И тот, повинуясь, откликаясь на голос Фотиева, отпустил Чеснока, не удержался, дал ему под ребро ладонью, отчего Чеснок загнулся, захрипел.
Они уходили, уводили с собой Катюху, мокрую, плачущую.
Чеснок распрямился, глядел им вслед:
— Убью! Всех убью! По одному подкараулю. По кусочкам разрезать буду. Ненавижу!
В его руке извлеченный из кармана блестел нож.
Они шли гурьбой в общежитие, возбужденные одержанной победой, увлекали за собой спасенную Катюху. Не увлекали — она сама торопилась за ними, боялась отстать. Шаркала, семенила большими промокшими башмаками, куталась в куцее пальто, жалобно всхлипывая, приговаривала:
— Он, Чеснок, опять придет! Дверь сломает. Ножом пырнет… Боюсь я его, не пойду домой. Вы уж меня не гоните.
— Пойдем с нами, обсохнешь, чайку попьем, — успокаивал ее Фотиев. — А Чеснок к тебе не придет, он ведь трус, Чеснок-то!

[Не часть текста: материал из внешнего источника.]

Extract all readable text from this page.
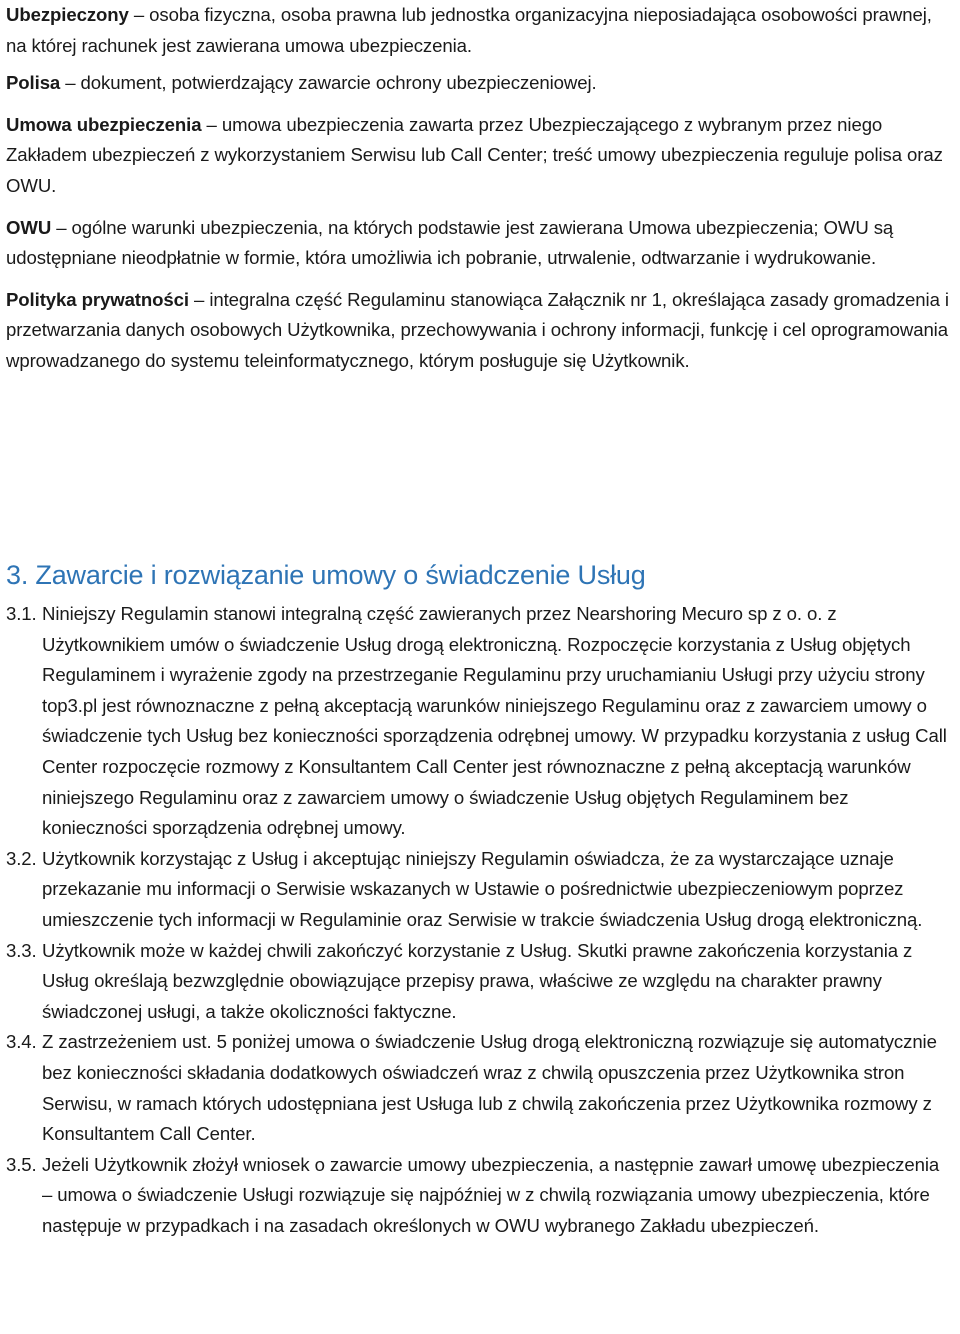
Ubezpieczony – osoba fizyczna, osoba prawna lub jednostka organizacyjna nieposiadająca osobowości prawnej, na której rachunek jest zawierana umowa ubezpieczenia.

Polisa – dokument, potwierdzający zawarcie ochrony ubezpieczeniowej.

Umowa ubezpieczenia – umowa ubezpieczenia zawarta przez Ubezpieczającego z wybranym przez niego Zakładem ubezpieczeń z wykorzystaniem Serwisu lub Call Center; treść umowy ubezpieczenia reguluje polisa oraz OWU.

OWU – ogólne warunki ubezpieczenia, na których podstawie jest zawierana Umowa ubezpieczenia; OWU są udostępniane nieodpłatnie w formie, która umożliwia ich pobranie, utrwalenie, odtwarzanie i wydrukowanie.

Polityka prywatności – integralna część Regulaminu stanowiąca Załącznik nr 1, określająca zasady gromadzenia i przetwarzania danych osobowych Użytkownika, przechowywania i ochrony informacji, funkcję i cel oprogramowania wprowadzanego do systemu teleinformatycznego, którym posługuje się Użytkownik.

3. Zawarcie i rozwiązanie umowy o świadczenie Usług
3.1. Niniejszy Regulamin stanowi integralną część zawieranych przez Nearshoring Mecuro sp z o. o. z Użytkownikiem umów o świadczenie Usług drogą elektroniczną. Rozpoczęcie korzystania z Usług objętych Regulaminem i wyrażenie zgody na przestrzeganie Regulaminu przy uruchamianiu Usługi przy użyciu strony top3.pl jest równoznaczne z pełną akceptacją warunków niniejszego Regulaminu oraz z zawarciem umowy o świadczenie tych Usług bez konieczności sporządzenia odrębnej umowy. W przypadku korzystania z usług Call Center rozpoczęcie rozmowy z Konsultantem Call Center jest równoznaczne z pełną akceptacją warunków niniejszego Regulaminu oraz z zawarciem umowy o świadczenie Usług objętych Regulaminem bez konieczności sporządzenia odrębnej umowy.
3.2. Użytkownik korzystając z Usług i akceptując niniejszy Regulamin oświadcza, że za wystarczające uznaje przekazanie mu informacji o Serwisie wskazanych w Ustawie o pośrednictwie ubezpieczeniowym poprzez umieszczenie tych informacji w Regulaminie oraz Serwisie w trakcie świadczenia Usług drogą elektroniczną.
3.3. Użytkownik może w każdej chwili zakończyć korzystanie z Usług. Skutki prawne zakończenia korzystania z Usług określają bezwzględnie obowiązujące przepisy prawa, właściwe ze względu na charakter prawny świadczonej usługi, a także okoliczności faktyczne.
3.4. Z zastrzeżeniem ust. 5 poniżej umowa o świadczenie Usług drogą elektroniczną rozwiązuje się automatycznie bez konieczności składania dodatkowych oświadczeń wraz z chwilą opuszczenia przez Użytkownika stron Serwisu, w ramach których udostępniana jest Usługa lub z chwilą zakończenia przez Użytkownika rozmowy z Konsultantem Call Center.
3.5. Jeżeli Użytkownik złożył wniosek o zawarcie umowy ubezpieczenia, a następnie zawarł umowę ubezpieczenia – umowa o świadczenie Usługi rozwiązuje się najpóźniej w z chwilą rozwiązania umowy ubezpieczenia, które następuje w przypadkach i na zasadach określonych w OWU wybranego Zakładu ubezpieczeń.
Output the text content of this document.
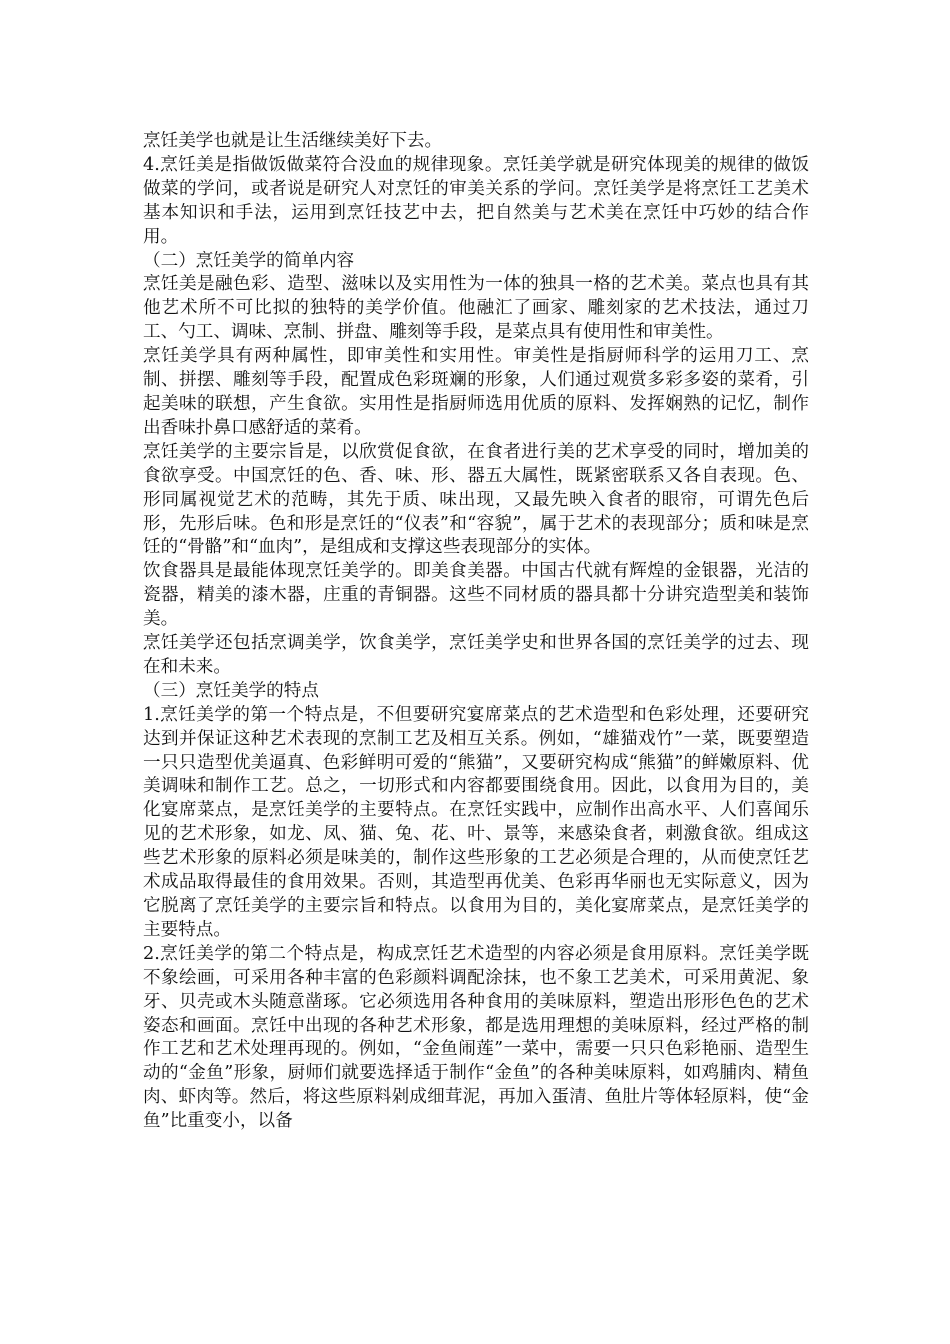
烹饪美学也就是让生活继续美好下去。

4.烹饪美是指做饭做菜符合没血的规律现象。烹饪美学就是研究体现美的规律的做饭做菜的学问，或者说是研究人对烹饪的审美关系的学问。烹饪美学是将烹饪工艺美术基本知识和手法，运用到烹饪技艺中去，把自然美与艺术美在烹饪中巧妙的结合作用。

（二）烹饪美学的简单内容

烹饪美是融色彩、造型、滋味以及实用性为一体的独具一格的艺术美。菜点也具有其他艺术所不可比拟的独特的美学价值。他融汇了画家、雕刻家的艺术技法，通过刀工、勺工、调味、烹制、拼盘、雕刻等手段，是菜点具有使用性和审美性。

烹饪美学具有两种属性，即审美性和实用性。审美性是指厨师科学的运用刀工、烹制、拼摆、雕刻等手段，配置成色彩斑斓的形象，人们通过观赏多彩多姿的菜肴，引起美味的联想，产生食欲。实用性是指厨师选用优质的原料、发挥娴熟的记忆，制作出香味扑鼻口感舒适的菜肴。

烹饪美学的主要宗旨是，以欣赏促食欲，在食者进行美的艺术享受的同时，增加美的食欲享受。中国烹饪的色、香、味、形、器五大属性，既紧密联系又各自表现。色、形同属视觉艺术的范畴，其先于质、味出现，又最先映入食者的眼帘，可谓先色后形，先形后味。色和形是烹饪的“仪表”和“容貌”，属于艺术的表现部分；质和味是烹饪的“骨骼”和“血肉”，是组成和支撑这些表现部分的实体。

饮食器具是最能体现烹饪美学的。即美食美器。中国古代就有辉煌的金银器，光洁的瓷器，精美的漆木器，庄重的青铜器。这些不同材质的器具都十分讲究造型美和装饰美。

烹饪美学还包括烹调美学，饮食美学，烹饪美学史和世界各国的烹饪美学的过去、现在和未来。

（三）烹饪美学的特点

1.烹饪美学的第一个特点是，不但要研究宴席菜点的艺术造型和色彩处理，还要研究达到并保证这种艺术表现的烹制工艺及相互关系。例如，“雄猫戏竹”一菜，既要塑造一只只造型优美逼真、色彩鲜明可爱的“熊猫”，又要研究构成“熊猫”的鲜嫩原料、优美调味和制作工艺。总之，一切形式和内容都要围绕食用。因此，以食用为目的，美化宴席菜点，是烹饪美学的主要特点。在烹饪实践中，应制作出高水平、人们喜闻乐见的艺术形象，如龙、凤、猫、兔、花、叶、景等，来感染食者，刺激食欲。组成这些艺术形象的原料必须是味美的，制作这些形象的工艺必须是合理的，从而使烹饪艺术成品取得最佳的食用效果。否则，其造型再优美、色彩再华丽也无实际意义，因为它脱离了烹饪美学的主要宗旨和特点。以食用为目的，美化宴席菜点，是烹饪美学的主要特点。

2.烹饪美学的第二个特点是，构成烹饪艺术造型的内容必须是食用原料。烹饪美学既不象绘画，可采用各种丰富的色彩颜料调配涂抹，也不象工艺美术，可采用黄泥、象牙、贝壳或木头随意凿琢。它必须选用各种食用的美味原料，塑造出形形色色的艺术姿态和画面。烹饪中出现的各种艺术形象，都是选用理想的美味原料，经过严格的制作工艺和艺术处理再现的。例如，“金鱼闹莲”一菜中，需要一只只色彩艳丽、造型生动的“金鱼”形象，厨师们就要选择适于制作“金鱼”的各种美味原料，如鸡脯肉、精鱼肉、虾肉等。然后，将这些原料剁成细茸泥，再加入蛋清、鱼肚片等体轻原料，使“金鱼”比重变小，以备
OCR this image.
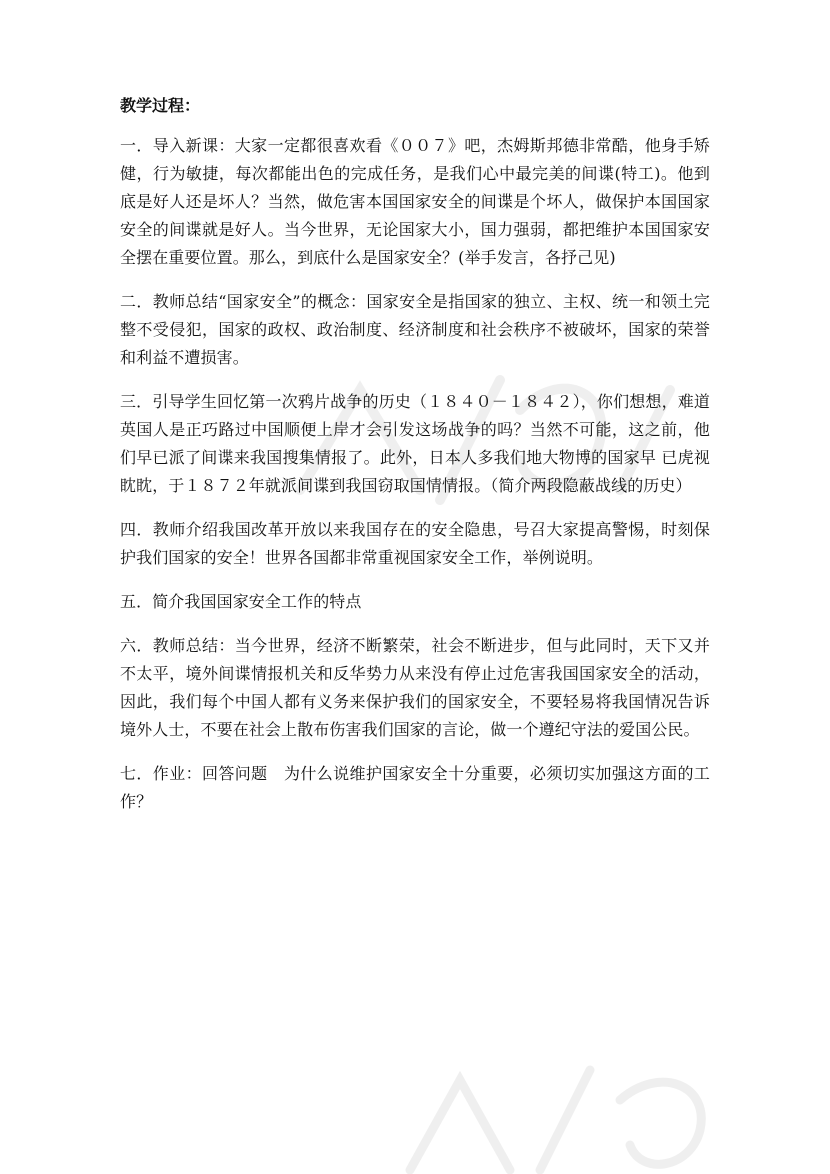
教学过程：

一．导入新课：大家一定都很喜欢看《００７》吧，杰姆斯邦德非常酷，他身手矫健，行为敏捷，每次都能出色的完成任务，是我们心中最完美的间谍(特工)。他到底是好人还是坏人？当然，做危害本国国家安全的间谍是个坏人，做保护本国国家安全的间谍就是好人。当今世界，无论国家大小，国力强弱，都把维护本国国家安全摆在重要位置。那么，到底什么是国家安全？(举手发言，各抒己见)

二．教师总结“国家安全”的概念：国家安全是指国家的独立、主权、统一和领土完整不受侵犯，国家的政权、政治制度、经济制度和社会秩序不被破坏，国家的荣誉和利益不遭损害。

三．引导学生回忆第一次鸦片战争的历史（１８４０－１８４２），你们想想，难道英国人是正巧路过中国顺便上岸才会引发这场战争的吗？当然不可能，这之前，他们早已派了间谍来我国搜集情报了。此外，日本人多我们地大物博的国家早 已虎视眈眈，于１８７２年就派间谍到我国窃取国情情报。（简介两段隐蔽战线的历史）

四．教师介绍我国改革开放以来我国存在的安全隐患，号召大家提高警惕，时刻保护我们国家的安全！世界各国都非常重视国家安全工作，举例说明。

五．简介我国国家安全工作的特点

六．教师总结：当今世界，经济不断繁荣，社会不断进步，但与此同时，天下又并不太平，境外间谍情报机关和反华势力从来没有停止过危害我国国家安全的活动，因此，我们每个中国人都有义务来保护我们的国家安全，不要轻易将我国情况告诉境外人士，不要在社会上散布伤害我们国家的言论，做一个遵纪守法的爱国公民。

七．作业：回答问题　为什么说维护国家安全十分重要，必须切实加强这方面的工作？
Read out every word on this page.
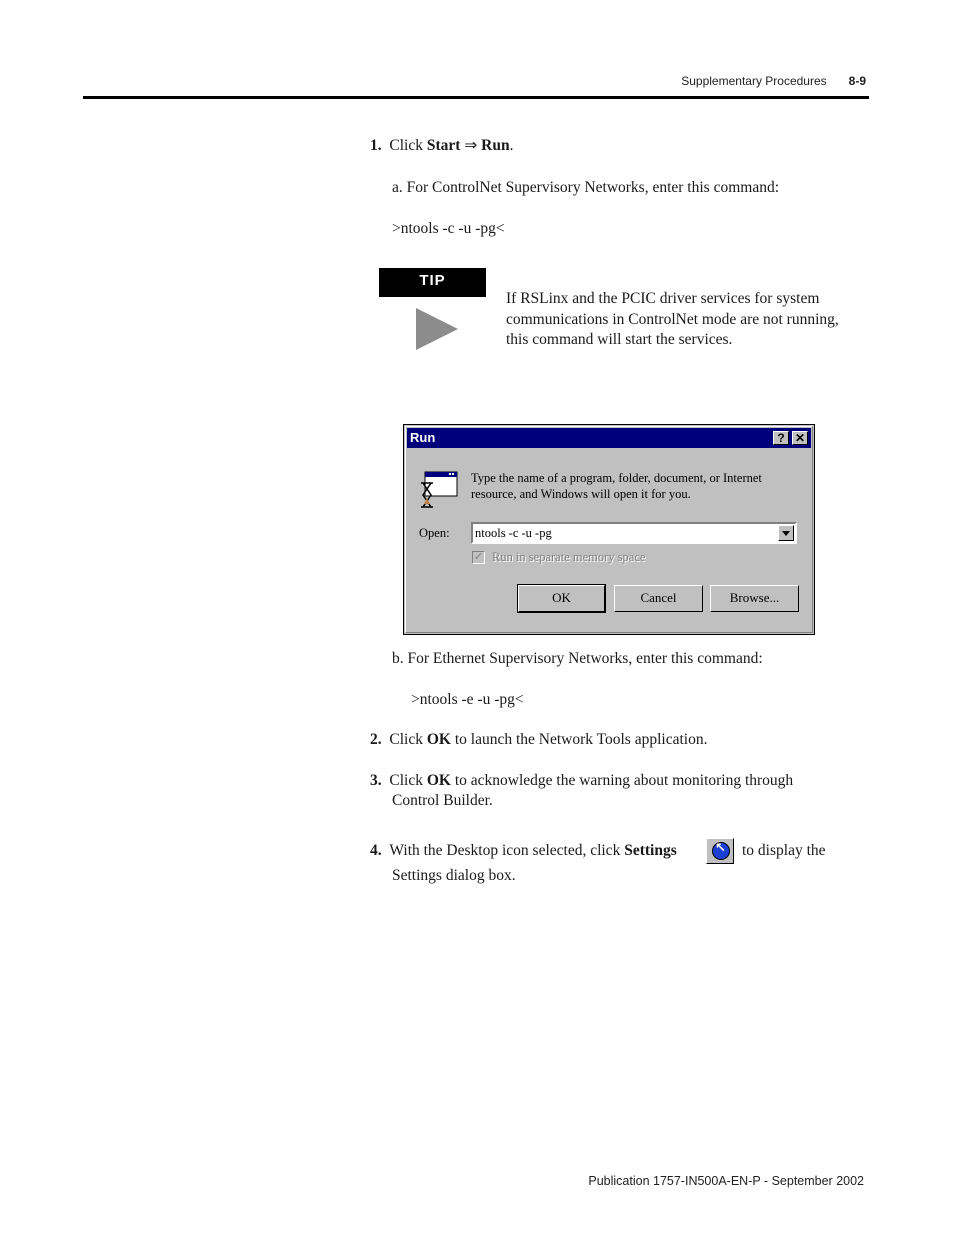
Supplementary Procedures 8-9
1. Click Start ⇒ Run.
a. For ControlNet Supervisory Networks, enter this command:
>ntools -c -u -pg<
TIP
If RSLinx and the PCIC driver services for system
communications in ControlNet mode are not running,
this command will start the services.
Run	? ✕
Type the name of a program, folder, document, or Internet
resource, and Windows will open it for you.
Open: ntools -c -u -pg
✓ Run in separate memory space
OK	Cancel	Browse...
b. For Ethernet Supervisory Networks, enter this command:
>ntools -e -u -pg<
2. Click OK to launch the Network Tools application.
3. Click OK to acknowledge the warning about monitoring through
Control Builder.
4. With the Desktop icon selected, click Settings
↖	to display the
Settings dialog box.
Publication 1757-IN500A-EN-P - September 2002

Сергей Вагапов шагал за ней следом. Прислушивался к ее жалобным причитаниям. Невольно, не замечая этого, повторял ее шаги. Наступал, как и она, в талые лужи. Проваливался, как и она, в мокрый, грязный снег. На его бледном, худом лице появилось выражение муки и сострадания. Казалось, и лицом своим он повторял ее несчастное, болезненное, заплаканное лицо.
Они пришли в общежитие. Шумом, стуком, дыханием наполнили тесную комнатушку Фотиева. Рассаживались по табуретам, кроватям. Навешивали на крюки телогрейки и робы. Из соседней комнаты вышла, встала в дверях Елена, простоволосая, в домашнем платье, с голой белой шеей, с белой фарфоровой чашкой в руках. Оглядывала их влажными, улыбающимися глазами. Встречалась взглядом с мужем, чуть заметно кивала и снова смотрела на всех доверчиво, тихо, приглашая всех радоваться ее счастью, ее материнству.
Из-за ее спины появилась Антонина с пластмассовой погремушкой в руках. Ахнула, увидев многолюдье, улыбнулась всем сразу и особенно, одними глазами, Фотиеву. Легонько тряхнула целлулоидным попугаем. И на звук погремушки из соседней комнаты отозвался тихим писком ребенок. На этот писк поднялся и шагнул Михаил. Елена, пропуская его, испуганно, умоляюще посмотрела на мужа — на его большие потемнелые руки, на усатое обветренное лицо. И оттуда, куда он унес запахи железа и сварки, холодного мокрого ветра, вытесненные, потекли тонкие млечные ароматы пеленок, зыбки, лежащего в ней младенца.
— Сейчас мы чайник поставим. Николай, убери со стола чертежи. — Антонина была здесь как дома. Помогала Елене нянчить ребенка. Приносила провизию. А сегодня забежала, чтоб подарить нарядную, понравившуюся ей самой погремушку.